Peter smiled, and Lexington made as if to rise from his chair, thought the better of it, and shifted his bulk to one side. "Well, there it is," he said softly. "We reached that stage eight years ago."
Peter was thunderstruck. "But—if this factory is twenty years ahead of the times now, it must have been almost thirty then!"
Lexington nodded. "I figured fifty at the time, but things are moving faster nowadays. Lex hasn't stood still, of course. She still reads all the trade journals, from cover to cover, and we keep up with the world. If something new comes up, we're in on it, and fast. We're going to be ahead of the pack for a long time to come."
"If you'll excuse me, sir," said Peter, "I don't see where I fit in."
Peter didn't realize Lexington was answering his question at first. "A few weeks ago," the old man murmured, "I decided to see a doctor. I'd been feeling low for quite a while, and I thought it was about time I attended to a little personal maintenance."

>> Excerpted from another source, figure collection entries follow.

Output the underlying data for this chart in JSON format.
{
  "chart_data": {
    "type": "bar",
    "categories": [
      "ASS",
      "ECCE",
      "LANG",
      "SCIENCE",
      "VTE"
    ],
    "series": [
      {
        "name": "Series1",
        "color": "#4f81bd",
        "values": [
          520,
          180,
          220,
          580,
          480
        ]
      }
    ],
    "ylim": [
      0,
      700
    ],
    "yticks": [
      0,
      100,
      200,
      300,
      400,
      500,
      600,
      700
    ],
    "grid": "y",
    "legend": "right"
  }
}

Lexington looked Peter squarely in the face and said, "The report was that I have a heart ailment that's apt to knock me off any second."
"Can't anything be done about it?" asked Peter.
"Rest is the only prescription he could give me. And he said that would only spin out my life a little. Aside from that—no hope."
"I see," said Peter. "Then you're looking for someone to learn the business and let you retire."
"It's not retirement that's the problem," said Lexington. "I wouldn't be able to go away on trips. I've tried that, and I always have to hurry back because something's gone wrong she can't fix for herself. I know the reason, and there's nothing I can do about it. It's the way she's built. If nobody's here, she gets lonely." Lexington studied the desk top silently for a moment, before finishing quietly, "Somebody's got to stay here to look after Lex."